We previously wrote about the use of spare TV signal space being used to provide broadband services to rural areas, and now communications regulator Ofcom have revealed they are considering using the FM radio airwaves as well.

The idea would be an extension of the TV white space trials, such as the one set to take place in Cambridge, using the space vacated by radio stations switching from FM frequencies to more modern digital spectrums. If successful, the technology would give rural communities and businesses access to faster, more reliable internet services allowing them to take advantage of service such as Business VoIP.

Ofcom chief executive, Ed Richards, mentioned that the technology would be borne out of necessity:

“Spectrum is a resource that is in huge demand, fuelled by the recent explosion in smart phones and other wireless technologies. We need to start thinking more creatively about how it is used.”

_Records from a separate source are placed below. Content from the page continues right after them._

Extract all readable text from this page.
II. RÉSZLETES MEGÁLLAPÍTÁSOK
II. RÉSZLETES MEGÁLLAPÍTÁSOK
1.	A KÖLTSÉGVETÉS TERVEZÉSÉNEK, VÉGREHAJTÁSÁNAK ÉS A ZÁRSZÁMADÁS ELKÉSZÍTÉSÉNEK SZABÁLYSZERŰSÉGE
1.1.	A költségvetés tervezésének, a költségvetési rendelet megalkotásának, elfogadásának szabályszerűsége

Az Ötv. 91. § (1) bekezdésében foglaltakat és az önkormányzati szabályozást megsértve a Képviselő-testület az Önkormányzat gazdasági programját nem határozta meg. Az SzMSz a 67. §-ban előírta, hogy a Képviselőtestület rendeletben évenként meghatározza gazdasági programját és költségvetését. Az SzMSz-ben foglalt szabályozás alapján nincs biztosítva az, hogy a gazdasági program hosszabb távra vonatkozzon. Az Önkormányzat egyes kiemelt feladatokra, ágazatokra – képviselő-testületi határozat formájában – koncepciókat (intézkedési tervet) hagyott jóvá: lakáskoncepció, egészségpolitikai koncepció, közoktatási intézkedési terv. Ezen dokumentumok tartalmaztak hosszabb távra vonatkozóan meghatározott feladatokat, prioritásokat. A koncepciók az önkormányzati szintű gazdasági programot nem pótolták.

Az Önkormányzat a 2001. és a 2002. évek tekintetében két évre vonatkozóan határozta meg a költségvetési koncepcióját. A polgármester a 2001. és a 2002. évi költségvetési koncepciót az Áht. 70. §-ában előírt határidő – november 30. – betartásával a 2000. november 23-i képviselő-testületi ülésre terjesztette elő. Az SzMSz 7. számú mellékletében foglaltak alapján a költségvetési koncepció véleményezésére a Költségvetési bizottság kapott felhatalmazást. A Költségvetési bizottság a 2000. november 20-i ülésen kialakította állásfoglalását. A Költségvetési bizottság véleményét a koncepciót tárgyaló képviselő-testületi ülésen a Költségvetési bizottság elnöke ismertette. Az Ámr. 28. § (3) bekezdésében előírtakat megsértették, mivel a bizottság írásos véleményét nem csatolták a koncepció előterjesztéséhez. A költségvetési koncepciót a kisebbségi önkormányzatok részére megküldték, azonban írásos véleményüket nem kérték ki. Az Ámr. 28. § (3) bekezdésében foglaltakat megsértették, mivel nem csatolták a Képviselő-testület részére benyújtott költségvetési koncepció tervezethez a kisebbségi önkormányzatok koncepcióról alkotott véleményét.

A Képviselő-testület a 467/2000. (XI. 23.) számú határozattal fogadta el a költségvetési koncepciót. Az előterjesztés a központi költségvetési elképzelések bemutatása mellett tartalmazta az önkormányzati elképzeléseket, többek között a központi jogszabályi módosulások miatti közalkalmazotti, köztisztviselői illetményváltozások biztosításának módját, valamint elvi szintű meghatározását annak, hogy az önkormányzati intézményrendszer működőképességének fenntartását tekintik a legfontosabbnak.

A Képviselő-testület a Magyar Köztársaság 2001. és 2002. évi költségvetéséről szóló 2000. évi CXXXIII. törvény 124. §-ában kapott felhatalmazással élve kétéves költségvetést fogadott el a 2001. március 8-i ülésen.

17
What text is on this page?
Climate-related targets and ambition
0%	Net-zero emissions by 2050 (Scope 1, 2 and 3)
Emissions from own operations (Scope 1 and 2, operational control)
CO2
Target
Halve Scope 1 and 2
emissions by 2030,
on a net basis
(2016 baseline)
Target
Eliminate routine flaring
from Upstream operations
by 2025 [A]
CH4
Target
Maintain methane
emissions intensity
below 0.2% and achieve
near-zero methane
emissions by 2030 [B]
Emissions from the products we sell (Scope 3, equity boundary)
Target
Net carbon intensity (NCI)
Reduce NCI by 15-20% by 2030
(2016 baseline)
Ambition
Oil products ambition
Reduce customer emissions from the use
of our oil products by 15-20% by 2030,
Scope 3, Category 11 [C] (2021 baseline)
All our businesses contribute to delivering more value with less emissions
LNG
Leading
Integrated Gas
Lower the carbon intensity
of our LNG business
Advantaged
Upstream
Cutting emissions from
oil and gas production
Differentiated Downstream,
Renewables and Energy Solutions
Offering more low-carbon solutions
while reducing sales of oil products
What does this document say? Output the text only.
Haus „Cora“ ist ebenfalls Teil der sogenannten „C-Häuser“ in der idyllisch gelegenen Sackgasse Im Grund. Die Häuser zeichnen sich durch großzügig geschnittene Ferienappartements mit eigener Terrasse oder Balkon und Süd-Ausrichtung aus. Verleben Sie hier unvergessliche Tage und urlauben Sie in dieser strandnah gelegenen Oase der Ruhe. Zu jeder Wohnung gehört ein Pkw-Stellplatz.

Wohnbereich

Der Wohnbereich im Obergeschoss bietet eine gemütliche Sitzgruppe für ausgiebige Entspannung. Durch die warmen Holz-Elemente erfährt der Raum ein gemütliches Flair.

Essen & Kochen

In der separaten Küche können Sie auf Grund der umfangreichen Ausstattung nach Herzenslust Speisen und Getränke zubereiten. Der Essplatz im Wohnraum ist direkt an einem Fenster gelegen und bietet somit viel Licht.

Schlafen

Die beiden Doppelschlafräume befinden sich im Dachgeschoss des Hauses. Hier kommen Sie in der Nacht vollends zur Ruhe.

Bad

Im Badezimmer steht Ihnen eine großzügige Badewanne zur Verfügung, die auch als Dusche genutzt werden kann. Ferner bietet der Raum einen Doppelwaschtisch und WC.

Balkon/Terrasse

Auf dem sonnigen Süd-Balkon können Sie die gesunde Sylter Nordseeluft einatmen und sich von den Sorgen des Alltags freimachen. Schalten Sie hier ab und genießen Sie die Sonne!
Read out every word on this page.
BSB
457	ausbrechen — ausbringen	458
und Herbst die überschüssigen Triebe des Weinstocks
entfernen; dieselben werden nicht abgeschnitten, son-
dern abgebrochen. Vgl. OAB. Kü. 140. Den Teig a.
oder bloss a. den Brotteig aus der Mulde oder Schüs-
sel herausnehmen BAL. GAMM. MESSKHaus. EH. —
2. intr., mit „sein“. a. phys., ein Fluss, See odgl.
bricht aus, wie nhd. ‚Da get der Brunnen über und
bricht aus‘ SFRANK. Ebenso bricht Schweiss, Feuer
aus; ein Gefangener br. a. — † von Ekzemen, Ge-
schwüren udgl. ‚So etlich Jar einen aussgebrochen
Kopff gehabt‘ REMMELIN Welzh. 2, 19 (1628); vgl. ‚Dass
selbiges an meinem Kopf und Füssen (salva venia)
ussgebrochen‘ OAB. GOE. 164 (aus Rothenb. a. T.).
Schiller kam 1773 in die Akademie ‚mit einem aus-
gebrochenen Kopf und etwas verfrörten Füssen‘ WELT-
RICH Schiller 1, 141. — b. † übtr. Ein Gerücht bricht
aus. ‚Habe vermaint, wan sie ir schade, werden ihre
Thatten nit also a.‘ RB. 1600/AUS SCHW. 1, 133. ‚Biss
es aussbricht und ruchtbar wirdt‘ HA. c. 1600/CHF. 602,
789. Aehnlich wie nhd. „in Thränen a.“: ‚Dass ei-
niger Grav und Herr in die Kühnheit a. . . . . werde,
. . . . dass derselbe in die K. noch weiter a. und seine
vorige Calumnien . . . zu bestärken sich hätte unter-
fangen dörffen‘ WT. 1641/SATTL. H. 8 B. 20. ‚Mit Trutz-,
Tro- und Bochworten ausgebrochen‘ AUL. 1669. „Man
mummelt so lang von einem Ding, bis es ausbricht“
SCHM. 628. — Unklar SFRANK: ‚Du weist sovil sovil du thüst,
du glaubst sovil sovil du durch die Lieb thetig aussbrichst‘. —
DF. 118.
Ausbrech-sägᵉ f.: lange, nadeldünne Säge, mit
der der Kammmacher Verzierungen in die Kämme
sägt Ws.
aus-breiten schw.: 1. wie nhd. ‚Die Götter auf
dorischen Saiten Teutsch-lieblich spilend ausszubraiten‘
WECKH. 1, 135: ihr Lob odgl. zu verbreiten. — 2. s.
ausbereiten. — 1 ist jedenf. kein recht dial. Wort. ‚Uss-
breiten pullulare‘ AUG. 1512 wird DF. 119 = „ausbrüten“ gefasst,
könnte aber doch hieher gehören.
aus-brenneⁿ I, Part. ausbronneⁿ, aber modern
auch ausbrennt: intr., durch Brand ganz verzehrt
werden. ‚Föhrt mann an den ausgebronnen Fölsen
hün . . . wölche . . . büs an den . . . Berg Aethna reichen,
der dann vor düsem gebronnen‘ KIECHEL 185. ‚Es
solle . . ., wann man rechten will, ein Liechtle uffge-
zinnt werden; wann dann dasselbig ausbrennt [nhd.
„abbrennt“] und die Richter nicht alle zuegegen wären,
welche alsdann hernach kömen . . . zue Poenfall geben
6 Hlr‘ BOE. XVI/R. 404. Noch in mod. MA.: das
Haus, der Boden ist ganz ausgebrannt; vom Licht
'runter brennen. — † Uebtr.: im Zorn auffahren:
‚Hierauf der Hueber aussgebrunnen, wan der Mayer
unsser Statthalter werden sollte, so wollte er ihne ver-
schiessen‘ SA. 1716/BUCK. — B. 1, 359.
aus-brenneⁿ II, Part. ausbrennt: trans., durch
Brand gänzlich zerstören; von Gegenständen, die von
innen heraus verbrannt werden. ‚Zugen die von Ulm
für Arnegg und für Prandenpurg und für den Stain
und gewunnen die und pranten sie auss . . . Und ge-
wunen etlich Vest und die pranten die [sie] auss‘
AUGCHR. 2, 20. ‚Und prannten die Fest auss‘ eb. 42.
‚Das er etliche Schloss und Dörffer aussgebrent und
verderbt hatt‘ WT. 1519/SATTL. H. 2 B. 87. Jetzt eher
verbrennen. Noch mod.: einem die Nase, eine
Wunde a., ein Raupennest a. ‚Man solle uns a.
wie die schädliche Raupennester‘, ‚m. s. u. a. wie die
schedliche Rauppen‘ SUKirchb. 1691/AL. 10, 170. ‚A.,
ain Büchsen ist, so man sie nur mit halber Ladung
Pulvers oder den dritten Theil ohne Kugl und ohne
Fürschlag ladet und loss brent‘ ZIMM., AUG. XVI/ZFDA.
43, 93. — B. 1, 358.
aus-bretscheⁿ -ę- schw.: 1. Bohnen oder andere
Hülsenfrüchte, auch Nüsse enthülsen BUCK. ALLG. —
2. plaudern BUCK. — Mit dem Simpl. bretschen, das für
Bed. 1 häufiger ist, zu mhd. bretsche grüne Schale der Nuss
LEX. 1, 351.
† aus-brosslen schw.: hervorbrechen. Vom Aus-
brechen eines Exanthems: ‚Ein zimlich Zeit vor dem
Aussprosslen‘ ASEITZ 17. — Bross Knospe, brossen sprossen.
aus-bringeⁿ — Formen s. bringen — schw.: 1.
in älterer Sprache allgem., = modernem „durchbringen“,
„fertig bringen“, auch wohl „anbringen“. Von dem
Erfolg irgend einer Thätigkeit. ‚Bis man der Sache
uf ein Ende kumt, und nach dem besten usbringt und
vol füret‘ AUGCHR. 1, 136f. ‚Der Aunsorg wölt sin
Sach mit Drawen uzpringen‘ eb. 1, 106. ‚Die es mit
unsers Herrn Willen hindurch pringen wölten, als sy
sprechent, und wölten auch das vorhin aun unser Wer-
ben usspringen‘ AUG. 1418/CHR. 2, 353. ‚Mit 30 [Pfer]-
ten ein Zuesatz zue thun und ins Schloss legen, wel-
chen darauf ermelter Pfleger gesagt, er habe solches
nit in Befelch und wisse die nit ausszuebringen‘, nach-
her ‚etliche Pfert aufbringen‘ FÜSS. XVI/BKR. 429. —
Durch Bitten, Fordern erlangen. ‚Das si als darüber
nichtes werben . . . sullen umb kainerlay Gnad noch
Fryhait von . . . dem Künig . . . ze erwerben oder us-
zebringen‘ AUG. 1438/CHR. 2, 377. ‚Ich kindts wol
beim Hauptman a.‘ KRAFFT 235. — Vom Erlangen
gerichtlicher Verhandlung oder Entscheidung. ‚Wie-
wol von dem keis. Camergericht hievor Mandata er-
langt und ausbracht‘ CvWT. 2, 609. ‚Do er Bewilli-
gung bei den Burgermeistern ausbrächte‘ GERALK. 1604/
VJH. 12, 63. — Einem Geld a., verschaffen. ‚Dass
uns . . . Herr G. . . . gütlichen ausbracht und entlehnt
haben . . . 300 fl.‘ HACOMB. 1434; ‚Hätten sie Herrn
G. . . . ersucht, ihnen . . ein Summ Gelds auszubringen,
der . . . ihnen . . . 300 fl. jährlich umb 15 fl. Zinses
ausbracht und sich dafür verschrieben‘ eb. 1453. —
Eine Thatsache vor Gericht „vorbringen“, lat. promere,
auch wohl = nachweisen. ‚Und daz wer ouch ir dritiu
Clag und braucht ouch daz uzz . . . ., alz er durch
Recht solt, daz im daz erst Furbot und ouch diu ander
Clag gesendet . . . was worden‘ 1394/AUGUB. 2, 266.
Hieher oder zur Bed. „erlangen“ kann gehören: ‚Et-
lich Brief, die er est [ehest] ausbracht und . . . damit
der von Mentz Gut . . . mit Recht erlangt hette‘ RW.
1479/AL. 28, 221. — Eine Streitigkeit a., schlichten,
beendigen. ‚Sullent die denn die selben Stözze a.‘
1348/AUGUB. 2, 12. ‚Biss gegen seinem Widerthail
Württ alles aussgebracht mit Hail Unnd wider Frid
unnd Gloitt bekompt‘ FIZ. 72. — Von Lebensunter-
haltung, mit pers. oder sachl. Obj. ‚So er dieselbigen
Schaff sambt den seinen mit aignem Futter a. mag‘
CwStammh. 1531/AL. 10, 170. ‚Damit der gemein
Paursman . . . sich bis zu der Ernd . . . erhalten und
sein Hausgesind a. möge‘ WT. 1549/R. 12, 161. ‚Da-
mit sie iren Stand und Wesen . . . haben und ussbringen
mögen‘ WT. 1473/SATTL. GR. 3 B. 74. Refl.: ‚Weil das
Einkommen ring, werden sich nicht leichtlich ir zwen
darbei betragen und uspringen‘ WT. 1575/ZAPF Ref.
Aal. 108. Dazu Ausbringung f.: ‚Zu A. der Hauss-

However, while the move to test TV white space is underway, there are no set dates for using FM radio frequencies as the UK Government repeatedly refuse to set a final date for radio stations to switch from FM to digital. TV white space is also seen as a more attractive option as it is used only for television, whereas the radio waves are used for a host of broadcasts.

Add slow take up and patchy coverage for DAB radio, and it could be a while before any significant moves are made, with The Telegraph speculating that providers may not enter the radio spectrum broadband market “for decades”.

The technology would definitely help those in rural areas, but other options, such as TV white space and, even, the electricity networks, look to be more viable and attractive to private investors.